Overall trucking conditions plunged deeper into negative territory according to FTR’s Trucking Conditions Index, thanks to rising fuel prices and softer freight demand. No surprise, then, that the latest week on the spot market was an ugly one, especially for those seeking dry van and refrigerated freight.
Trailer orders kicked off peak buying season strong, however, showing fleets are still eager to replace equipment and take advantage of 2024 build slots to do so.
However, ACT Research issues a word of caution regarding the Class 8 market, as private fleets seem to be powering the buying and for-hire fleets are “hoarding labor” as they try to hang onto drivers as they await improved freight conditions. Lots to digest…
Trucking conditions dive
Overall trucking conditions dove deeper into negative territory in August, according to the latest Trucking Conditions Index as compiled by industry forecaster FTR. The index plunged from -5.34 in July to -12.54 in August thanks to sharply higher diesel prices and weaker freight volumes.
The August reading was the worst for truckers since April 2020, though FTR notes the higher fuel costs will disproportionately hurt smaller carriers on the spot market than larger ones hauling contract freight with fuel surcharges. FTR doesn’t anticipate the index will turn positive until late 2024.
“Market conditions for trucking companies look solidly negative through the first quarter of next year as we forecast no significant strengthening of capacity utilization or freight rates, and freight demand is stagnant,” said Avery Vise, FTR’s vice-president, trucking.
“A major question is whether consumer spending will remain as strong as it has been in the face of inflation, higher financing costs, and the resumption of debt service of student loan payments [in the U.S.]. Freight demand is more likely to trail our forecast than to exceed it, so any near-term improvements in market conditions for carriers would likely come from a sharp drop in driver capacity. Small carriers continue to exit the market in high numbers, but aside from the LTL sector, larger carriers so far have absorbed much of that capacity. Diesel price volatility and the lack of any near-term strength in spot rates could accelerate carrier failures and tighten capacity.”
Trailer orders spiked in September
September marked the first month of peak order season for new trailers, and buyers lined up to the tune of 31,300 orders, according to preliminary data from ACT Research. It was a 19% increase from last September, and, once seasonally adjusted, up about 95% from August’s easy comparisons.
“Preliminary net orders, at 28,700 seasonally adjusted, were 95% higher sequentially,” said Jennifer McNealy, director commercial vehicle market research and publications at ACT Research. “While this certainly is a welcome sign for the industry, and the first time in 2023 that year-over-year comparisons have been positive, one month of robust orders does not guarantee the full year. It’s still too early in the new year order season to call.”
She added: “The data continue to provide mixed messages, with cancellations remaining elevated, driven primarily by the van segments, both dry and reefer, even as backlogs remain at healthy, albeit shorter, levels. In August, the backlog-to-build ratio was north of five months in aggregate, with some specialty segments having no available build slots until the beginning of 2025. We’ve been hearing that order discussions were occurring, and it looks like quotations are beginning to convert to ‘booked’ business.”
ACT waves caution flag
While fleets seem ready to secure new trailer build slots for next year, ACT Research is also warning that weak freight fundamentals combined with softer demand for new trucks are a sign to be cautious going forward.

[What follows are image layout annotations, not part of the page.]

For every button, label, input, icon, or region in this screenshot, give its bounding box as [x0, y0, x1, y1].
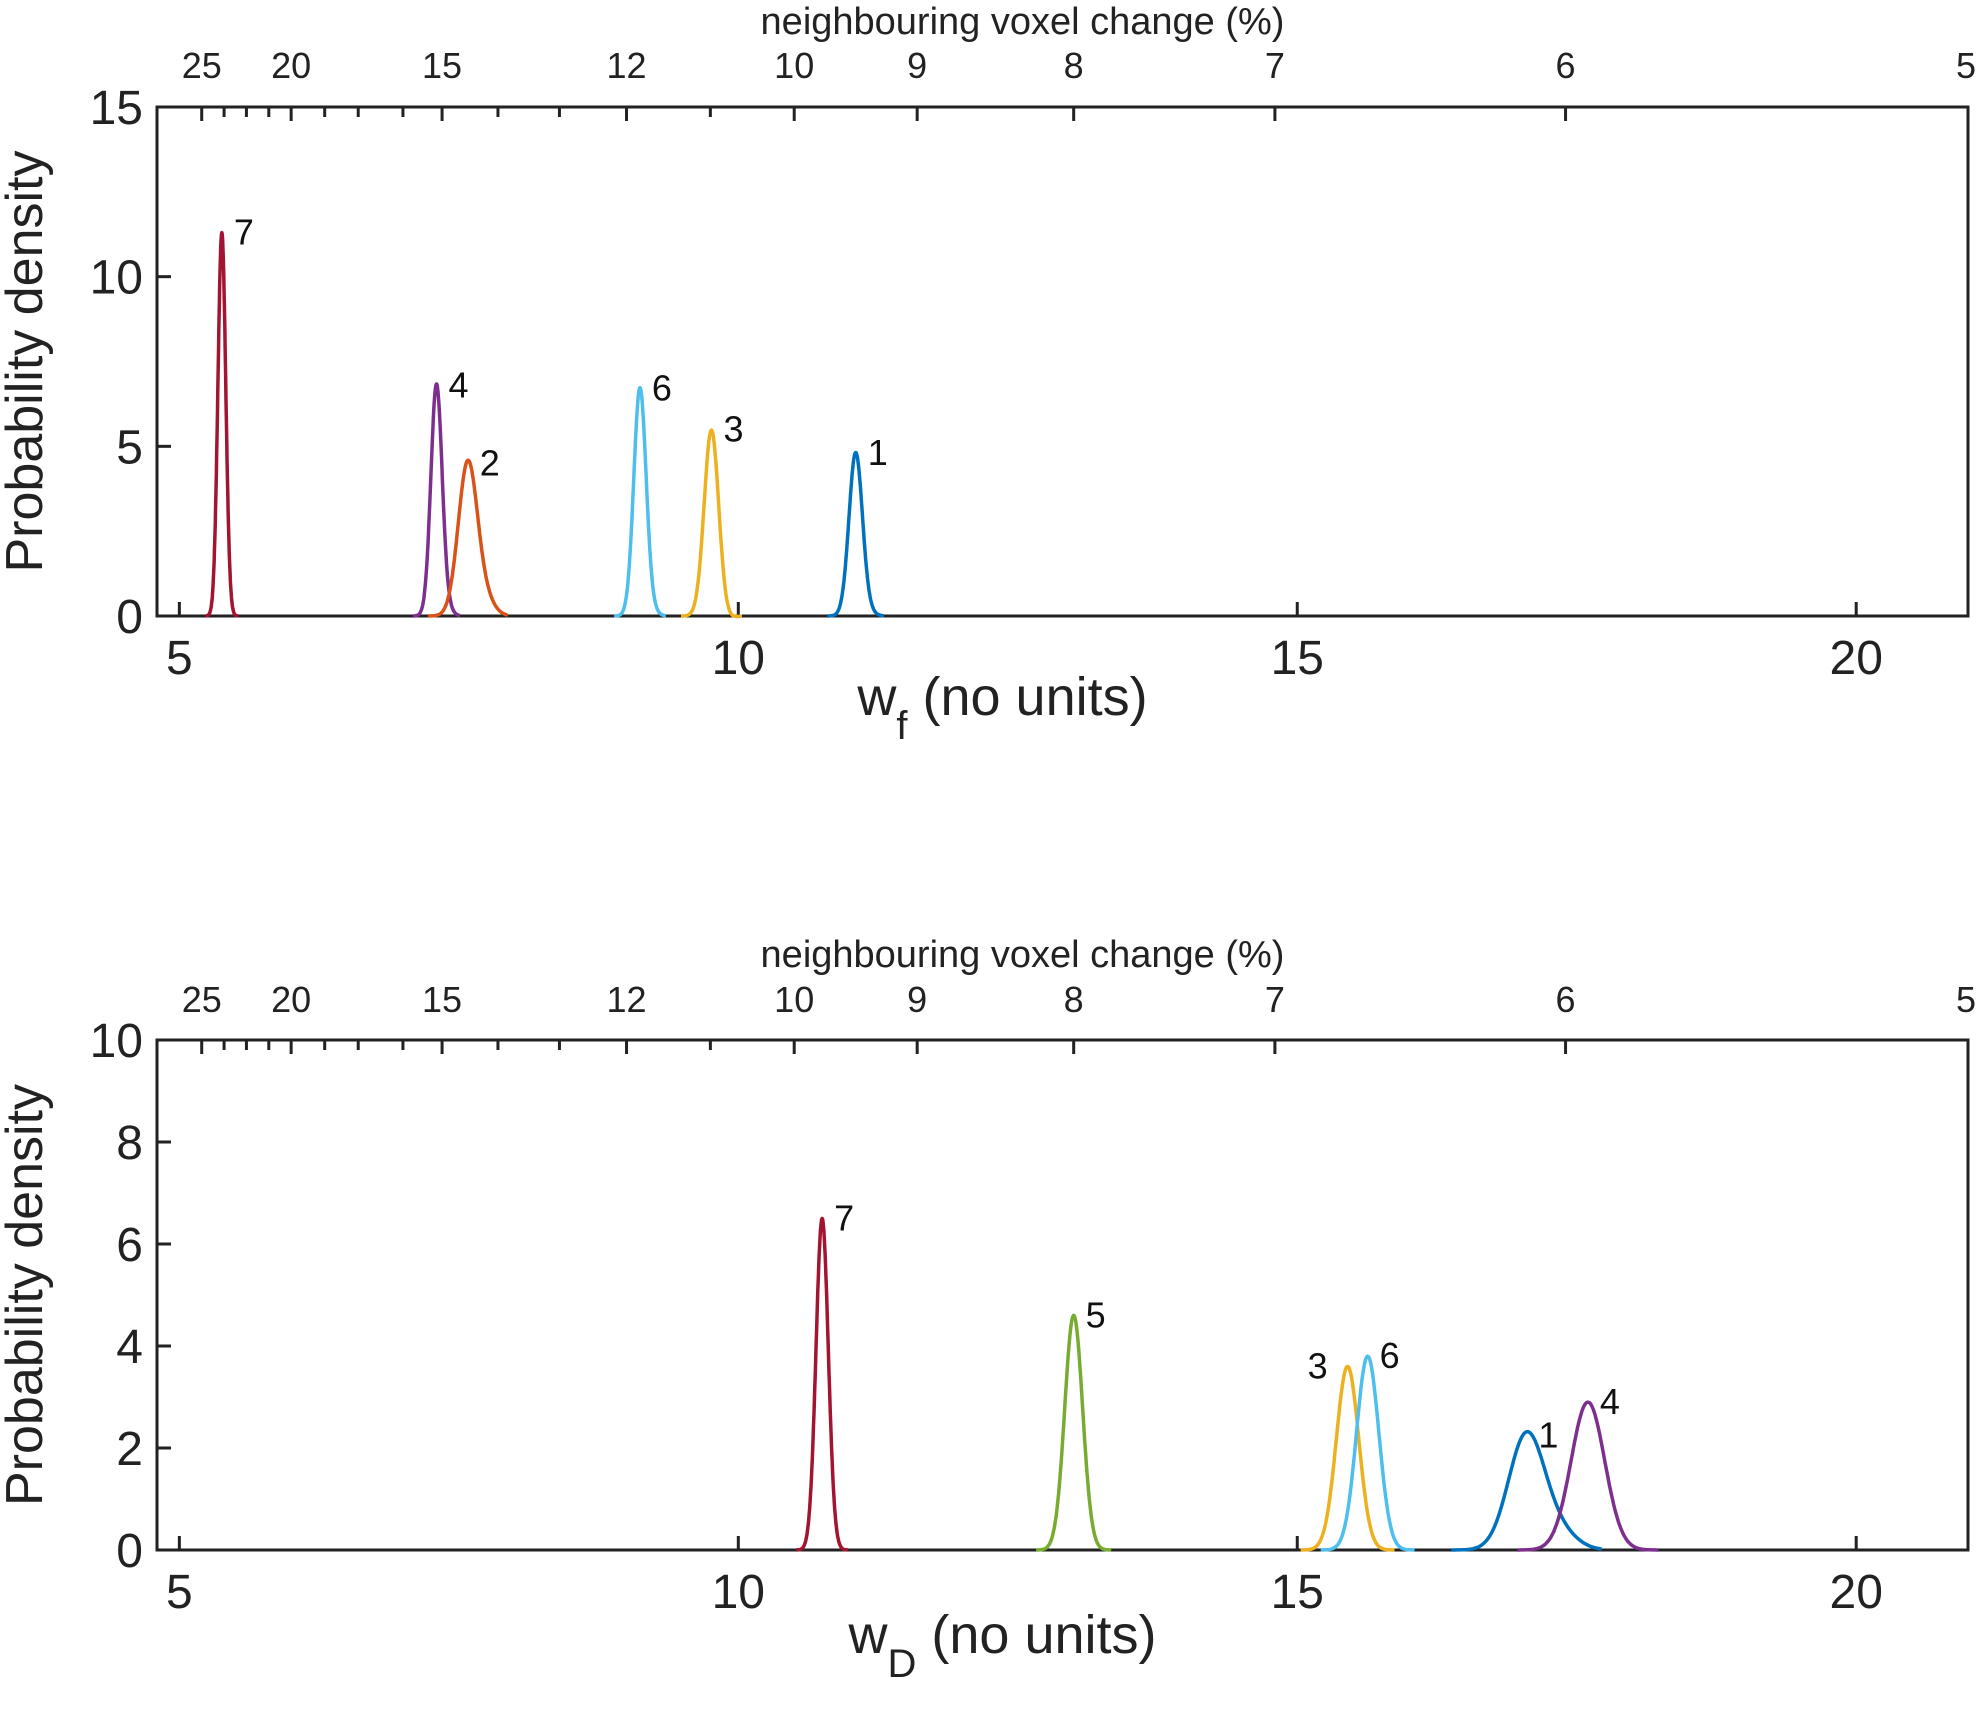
y-tick-label: 6: [116, 1219, 143, 1272]
axes-frame: [155, 1038, 1970, 1552]
top-tick-label: 12: [606, 979, 646, 1020]
x-axis-label-suffix: (no units): [916, 1605, 1156, 1665]
y-axis-label: Probability density: [0, 151, 54, 573]
series-label-1: 1: [868, 432, 888, 473]
y-tick-label: 5: [116, 421, 143, 474]
x-tick-label: 15: [1271, 1566, 1324, 1619]
top-tick-label: 20: [271, 45, 311, 86]
x-tick-label: 15: [1271, 632, 1324, 685]
top-axis-label: neighbouring voxel change (%): [761, 1, 1285, 43]
series-curve-3: [1299, 1364, 1396, 1552]
series-label-4: 4: [448, 364, 468, 405]
top-tick-label: 25: [182, 979, 222, 1020]
series-label-3: 3: [723, 408, 743, 449]
series-curve-3: [679, 428, 744, 619]
series-curve-4: [1516, 1400, 1659, 1552]
series-curve-7: [795, 1216, 850, 1552]
y-tick-label: 15: [90, 82, 143, 135]
series-curve-7: [203, 230, 240, 618]
series-curve-1: [1450, 1429, 1603, 1552]
series-curve-2: [426, 458, 509, 618]
top-tick-label: 20: [271, 979, 311, 1020]
series-label-7: 7: [234, 212, 254, 253]
top-tick-label: 10: [774, 979, 814, 1020]
x-tick-label: 5: [166, 1566, 193, 1619]
top-tick-label: 6: [1556, 979, 1576, 1020]
top-tick-label: 25: [182, 45, 222, 86]
y-tick-label: 10: [90, 1015, 143, 1068]
top-axis-label: neighbouring voxel change (%): [761, 934, 1285, 976]
top-tick-label: 9: [907, 979, 927, 1020]
series-label-2: 2: [480, 442, 500, 483]
series-label-7: 7: [834, 1198, 854, 1239]
y-tick-label: 4: [116, 1321, 143, 1374]
x-axis-label-main: w: [856, 667, 897, 727]
x-axis-label: wD (no units): [848, 1605, 1157, 1686]
series-curve-5: [1034, 1313, 1113, 1552]
x-tick-label: 20: [1830, 632, 1883, 685]
x-tick-label: 20: [1830, 1566, 1883, 1619]
x-axis-label-main: w: [848, 1605, 889, 1665]
y-tick-label: 10: [90, 252, 143, 305]
series-label-4: 4: [1600, 1381, 1620, 1422]
y-axis-label: Probability density: [0, 1084, 54, 1506]
top-tick-label: 15: [422, 979, 462, 1020]
series-label-6: 6: [652, 368, 672, 409]
y-tick-label: 2: [116, 1423, 143, 1476]
top-tick-label: 7: [1265, 979, 1285, 1020]
y-tick-label: 0: [116, 1525, 143, 1578]
x-tick-label: 5: [166, 632, 193, 685]
x-axis-label-subscript: f: [896, 704, 908, 748]
top-tick-label: 8: [1064, 45, 1084, 86]
top-tick-label: 15: [422, 45, 462, 86]
top-tick-label: 5: [1956, 45, 1976, 86]
series-label-5: 5: [1086, 1294, 1106, 1335]
series-curve-1: [826, 450, 886, 618]
top-tick-label: 7: [1265, 45, 1285, 86]
y-tick-label: 8: [116, 1117, 143, 1170]
top-tick-label: 9: [907, 45, 927, 86]
series-label-1: 1: [1538, 1414, 1558, 1455]
x-axis-label: wf (no units): [856, 667, 1147, 748]
x-axis-label-suffix: (no units): [908, 667, 1148, 727]
y-tick-label: 0: [116, 591, 143, 644]
series-label-3: 3: [1308, 1345, 1328, 1386]
top-tick-label: 5: [1956, 979, 1976, 1020]
series-curve-6: [1319, 1354, 1416, 1552]
series-curve-4: [411, 382, 462, 618]
top-tick-label: 8: [1064, 979, 1084, 1020]
x-tick-label: 10: [712, 632, 765, 685]
x-axis-label-subscript: D: [888, 1642, 917, 1686]
series-label-6: 6: [1380, 1335, 1400, 1376]
top-tick-label: 10: [774, 45, 814, 86]
axes-frame: [155, 105, 1970, 618]
top-tick-label: 12: [606, 45, 646, 86]
top-tick-label: 6: [1556, 45, 1576, 86]
x-tick-label: 10: [712, 1566, 765, 1619]
series-curve-6: [612, 385, 668, 618]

Kenny Vieth, ACT’s president and senior analyst noted that there are mixed messages concerning Classes 5-8 order activity, with strong pent-up demand driving vocational orders but weakness in Class 8 tractor demand.
“Current weak freight fundamentals and largely sated pent-up tractor market demand make the case for caution,” Vieth said.

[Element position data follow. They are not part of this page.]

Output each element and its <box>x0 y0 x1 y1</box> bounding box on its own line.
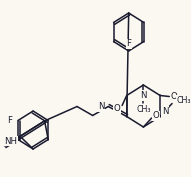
Text: O: O <box>113 104 120 113</box>
Text: CH₃: CH₃ <box>136 104 151 113</box>
Text: N: N <box>98 102 105 111</box>
Text: F: F <box>126 39 131 48</box>
Text: NH: NH <box>4 137 17 146</box>
Text: N: N <box>162 107 168 116</box>
Text: O: O <box>153 112 160 121</box>
Text: N: N <box>140 91 147 100</box>
Text: F: F <box>7 116 12 125</box>
Text: CH₃: CH₃ <box>177 96 191 105</box>
Text: O: O <box>171 92 177 101</box>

“Along with better-than-expected economic conditions, expectations were for spot rates to rise toward the end of this year, which certainly hasn’t yet materialized. That is due, at least in part, to the quirk of private fleets continuing to add capacity even in the face of low rates, following significant service disruptions during the pandemic. In conjunction, ‘labor hoarding’ is occurring among larger fleets, and anecdotally, those fleets are being as creative as possible to maximize driver pay even as they drive less, contributing to the bounce along the bottom.”
Continued weakness for spot rates
And how about those spot market rates? Loadboard Truckstop showed rates eased nearly 1% for the week ended Oct. 13, to their lowest levels since July 2020. Reefer rates fell for their sixth consecutive week, while dry van rates fell more sharply than in four weeks.

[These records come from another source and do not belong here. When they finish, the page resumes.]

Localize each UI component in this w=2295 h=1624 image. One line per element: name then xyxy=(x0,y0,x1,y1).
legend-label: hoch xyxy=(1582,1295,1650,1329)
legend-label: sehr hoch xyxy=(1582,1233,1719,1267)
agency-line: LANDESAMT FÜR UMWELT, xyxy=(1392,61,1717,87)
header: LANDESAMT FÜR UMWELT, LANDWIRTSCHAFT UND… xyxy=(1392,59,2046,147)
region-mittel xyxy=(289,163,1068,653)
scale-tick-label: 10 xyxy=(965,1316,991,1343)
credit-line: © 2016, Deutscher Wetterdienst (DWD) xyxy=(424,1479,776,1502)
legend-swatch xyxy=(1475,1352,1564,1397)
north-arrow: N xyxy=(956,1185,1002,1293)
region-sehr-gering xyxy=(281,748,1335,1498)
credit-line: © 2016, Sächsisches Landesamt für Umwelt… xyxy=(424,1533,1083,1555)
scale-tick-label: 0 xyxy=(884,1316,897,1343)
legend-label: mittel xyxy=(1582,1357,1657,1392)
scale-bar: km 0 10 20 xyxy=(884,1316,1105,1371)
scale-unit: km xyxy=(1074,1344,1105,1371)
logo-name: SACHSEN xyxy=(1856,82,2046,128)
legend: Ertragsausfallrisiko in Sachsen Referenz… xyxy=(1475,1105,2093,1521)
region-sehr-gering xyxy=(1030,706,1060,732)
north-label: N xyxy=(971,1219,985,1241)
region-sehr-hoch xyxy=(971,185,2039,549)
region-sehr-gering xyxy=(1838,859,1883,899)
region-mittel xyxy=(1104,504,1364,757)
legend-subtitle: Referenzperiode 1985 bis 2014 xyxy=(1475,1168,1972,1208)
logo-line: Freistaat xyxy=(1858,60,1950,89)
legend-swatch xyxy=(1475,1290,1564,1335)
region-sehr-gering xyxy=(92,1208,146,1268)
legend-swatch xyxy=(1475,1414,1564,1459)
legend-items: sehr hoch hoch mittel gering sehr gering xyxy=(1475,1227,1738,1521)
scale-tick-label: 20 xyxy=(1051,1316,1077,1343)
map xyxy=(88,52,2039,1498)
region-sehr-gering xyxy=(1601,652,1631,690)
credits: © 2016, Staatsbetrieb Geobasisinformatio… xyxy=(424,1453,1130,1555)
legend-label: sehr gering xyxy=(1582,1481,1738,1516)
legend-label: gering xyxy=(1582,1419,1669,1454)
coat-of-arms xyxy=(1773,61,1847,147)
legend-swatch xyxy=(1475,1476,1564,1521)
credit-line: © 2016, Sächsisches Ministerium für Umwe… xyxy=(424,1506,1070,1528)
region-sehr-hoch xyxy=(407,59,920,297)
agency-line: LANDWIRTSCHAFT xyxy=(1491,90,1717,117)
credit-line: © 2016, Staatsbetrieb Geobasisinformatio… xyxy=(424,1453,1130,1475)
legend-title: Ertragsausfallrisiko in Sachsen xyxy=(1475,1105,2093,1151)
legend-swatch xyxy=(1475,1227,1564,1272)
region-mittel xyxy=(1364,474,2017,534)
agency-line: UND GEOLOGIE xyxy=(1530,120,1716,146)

Flatbed rates ticked up slightly from the previous rate, surpassing reefer rates for the first time since late July. Flatbed rates remain near their August low, refrigerated rates are about 19 cents from their April bottom, and dry van rates are about 10 cents above their May lows.
Load postings declined in the most recent week, while truck postings increased, resulting in a Market Demand Index of 53.4 – the lowest level seen since mid-August.